Participating Provider:
A physician, pharmacy, hospital, medical facility or other
health care provider that has contracted with a managed
care plan to provide services to that plan’s enrollees.
Also called a preferred provider.
Patient:
The person under medical treatment.
Point of
Service (POS) Plan:
A type of managed care plan that allows a member to choose
to receive a health service from either a network or a non-network
provider. Using a provider within the network results
in a lower co-payment for the member. You may be able
to access providers without a referral. However, it
may cost more. If you go outside the network, some
of your care will be covered. You may have to pay
a higher percentage of the charges.
Preferred
Provider Organization (PPO): A program in which contracts are established with specific
providers, usually referred to as preferred providers.
However, you do not need a referral to see a specialist.
Also, the plan will pay for a portion of your care if you
see a provider outside the network. If you see a doctor
within the network, you may pay a co-payment. With some
plans, you may also pay a deductible and/or coinsurance.
If you choose to go outside the network, you will be responsible
for a larger portion of the cost of your care, as well as
any deductible and/or coinsurance that applies.
Primary Care Physician (PCP): Responsible for delivering and coordinating members care,
including referral to specialists. Typically either
internist, pediatricians general or family practitioners.
Preauthorization/Pre-certification:
A provision in insurance policies that requires prior approval
by a managed care plan or limited service health organization
in order for services to be covered by the plan.

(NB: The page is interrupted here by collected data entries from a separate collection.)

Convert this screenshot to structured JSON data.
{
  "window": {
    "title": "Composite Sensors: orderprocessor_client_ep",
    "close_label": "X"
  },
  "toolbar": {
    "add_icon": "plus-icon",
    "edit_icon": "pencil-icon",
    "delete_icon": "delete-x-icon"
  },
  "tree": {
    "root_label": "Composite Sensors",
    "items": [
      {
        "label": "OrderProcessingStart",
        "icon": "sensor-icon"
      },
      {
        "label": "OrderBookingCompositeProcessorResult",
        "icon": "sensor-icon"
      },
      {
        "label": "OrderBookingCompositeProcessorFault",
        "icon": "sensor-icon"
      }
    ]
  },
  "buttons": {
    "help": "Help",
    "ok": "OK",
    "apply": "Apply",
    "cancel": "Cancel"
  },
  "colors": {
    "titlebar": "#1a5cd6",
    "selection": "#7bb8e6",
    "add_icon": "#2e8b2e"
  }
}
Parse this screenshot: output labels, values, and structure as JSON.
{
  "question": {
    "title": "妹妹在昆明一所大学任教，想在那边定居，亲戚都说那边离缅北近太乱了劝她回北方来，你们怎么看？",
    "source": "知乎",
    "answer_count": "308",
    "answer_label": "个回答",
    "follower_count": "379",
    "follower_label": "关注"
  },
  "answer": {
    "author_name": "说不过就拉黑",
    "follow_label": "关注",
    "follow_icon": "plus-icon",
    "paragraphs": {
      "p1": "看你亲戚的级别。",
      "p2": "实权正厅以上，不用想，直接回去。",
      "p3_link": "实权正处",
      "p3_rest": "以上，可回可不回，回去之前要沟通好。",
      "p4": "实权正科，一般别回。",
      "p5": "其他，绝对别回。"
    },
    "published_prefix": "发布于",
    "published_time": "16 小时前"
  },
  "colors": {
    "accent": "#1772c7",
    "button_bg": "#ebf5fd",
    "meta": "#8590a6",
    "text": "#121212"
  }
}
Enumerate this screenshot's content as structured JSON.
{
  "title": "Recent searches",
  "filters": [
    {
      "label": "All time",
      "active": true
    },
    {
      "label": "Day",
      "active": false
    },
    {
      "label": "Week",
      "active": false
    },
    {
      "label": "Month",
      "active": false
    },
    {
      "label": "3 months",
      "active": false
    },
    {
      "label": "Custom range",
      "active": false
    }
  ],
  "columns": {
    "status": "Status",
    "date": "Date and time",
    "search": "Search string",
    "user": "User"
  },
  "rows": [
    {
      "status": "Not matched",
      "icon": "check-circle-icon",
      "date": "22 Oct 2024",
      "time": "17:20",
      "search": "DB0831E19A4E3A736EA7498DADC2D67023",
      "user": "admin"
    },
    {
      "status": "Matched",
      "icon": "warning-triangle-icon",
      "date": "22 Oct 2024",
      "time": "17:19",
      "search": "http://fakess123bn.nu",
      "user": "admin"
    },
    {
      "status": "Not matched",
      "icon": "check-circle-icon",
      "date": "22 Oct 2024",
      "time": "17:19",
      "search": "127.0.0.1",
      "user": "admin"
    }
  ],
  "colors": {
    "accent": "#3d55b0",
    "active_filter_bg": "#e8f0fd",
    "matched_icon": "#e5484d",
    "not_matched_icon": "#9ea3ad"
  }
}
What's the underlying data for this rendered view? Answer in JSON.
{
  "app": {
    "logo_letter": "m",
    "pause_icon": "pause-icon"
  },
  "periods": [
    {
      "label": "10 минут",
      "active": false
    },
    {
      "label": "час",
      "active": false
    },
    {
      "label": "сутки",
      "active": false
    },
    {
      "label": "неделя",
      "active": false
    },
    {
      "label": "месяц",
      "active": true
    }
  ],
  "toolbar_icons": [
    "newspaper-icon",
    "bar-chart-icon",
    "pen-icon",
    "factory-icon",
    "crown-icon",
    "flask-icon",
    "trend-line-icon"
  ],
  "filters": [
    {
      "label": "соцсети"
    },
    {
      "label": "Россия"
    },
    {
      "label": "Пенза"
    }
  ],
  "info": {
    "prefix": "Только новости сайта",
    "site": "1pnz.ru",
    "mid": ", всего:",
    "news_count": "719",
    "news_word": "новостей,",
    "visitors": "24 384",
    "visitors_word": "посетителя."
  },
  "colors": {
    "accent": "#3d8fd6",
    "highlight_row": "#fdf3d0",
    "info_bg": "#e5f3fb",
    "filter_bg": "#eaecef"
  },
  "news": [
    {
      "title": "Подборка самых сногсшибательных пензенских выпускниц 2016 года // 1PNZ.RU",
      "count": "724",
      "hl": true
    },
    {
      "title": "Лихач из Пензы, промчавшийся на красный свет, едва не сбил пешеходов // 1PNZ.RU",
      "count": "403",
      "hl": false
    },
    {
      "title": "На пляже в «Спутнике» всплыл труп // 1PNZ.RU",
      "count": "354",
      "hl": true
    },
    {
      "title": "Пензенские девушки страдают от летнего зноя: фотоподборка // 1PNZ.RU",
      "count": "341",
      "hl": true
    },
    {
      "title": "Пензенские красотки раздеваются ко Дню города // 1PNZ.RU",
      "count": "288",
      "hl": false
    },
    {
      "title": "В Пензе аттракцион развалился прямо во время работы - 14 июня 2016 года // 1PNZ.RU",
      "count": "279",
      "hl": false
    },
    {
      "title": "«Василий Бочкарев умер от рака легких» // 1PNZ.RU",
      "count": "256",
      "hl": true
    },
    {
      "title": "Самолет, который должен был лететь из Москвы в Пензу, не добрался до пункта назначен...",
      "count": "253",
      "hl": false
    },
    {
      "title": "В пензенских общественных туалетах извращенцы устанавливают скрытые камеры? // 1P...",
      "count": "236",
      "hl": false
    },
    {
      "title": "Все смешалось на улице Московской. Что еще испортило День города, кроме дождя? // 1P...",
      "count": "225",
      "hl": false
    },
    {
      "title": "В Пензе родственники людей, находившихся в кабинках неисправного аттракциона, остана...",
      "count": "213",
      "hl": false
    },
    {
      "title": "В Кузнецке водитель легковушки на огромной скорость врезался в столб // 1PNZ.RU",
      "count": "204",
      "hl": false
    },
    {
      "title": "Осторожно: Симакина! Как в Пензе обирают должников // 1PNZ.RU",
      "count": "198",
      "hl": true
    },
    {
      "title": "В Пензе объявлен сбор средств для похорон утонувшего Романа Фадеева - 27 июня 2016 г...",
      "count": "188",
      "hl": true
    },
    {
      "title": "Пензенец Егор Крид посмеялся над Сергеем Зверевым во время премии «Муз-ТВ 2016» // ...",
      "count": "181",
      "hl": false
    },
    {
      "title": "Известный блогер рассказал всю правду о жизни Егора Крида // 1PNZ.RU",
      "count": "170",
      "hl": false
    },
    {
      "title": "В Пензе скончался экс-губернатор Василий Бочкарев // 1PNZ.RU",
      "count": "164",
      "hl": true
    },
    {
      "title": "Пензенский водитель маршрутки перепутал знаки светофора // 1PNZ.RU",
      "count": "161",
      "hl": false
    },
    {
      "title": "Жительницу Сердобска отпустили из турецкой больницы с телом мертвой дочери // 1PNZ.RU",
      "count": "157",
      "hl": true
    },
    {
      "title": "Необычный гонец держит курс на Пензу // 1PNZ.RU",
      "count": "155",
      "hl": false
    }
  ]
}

Referral: An authorization granted by the Participating
Physician/Primary Care Physician for use to another provider.

Third-Party Administrator (TPA): An administrative
organization other than the MCO or employer that collects
premiums, pays claims and/or provides administrative services.

Utilization Management/Review:
Evaluation of the necessity, appropriateness and efficiency
have the use of medical services, procedures, and facilities
on a prospective, concurrent, or retrospective basis.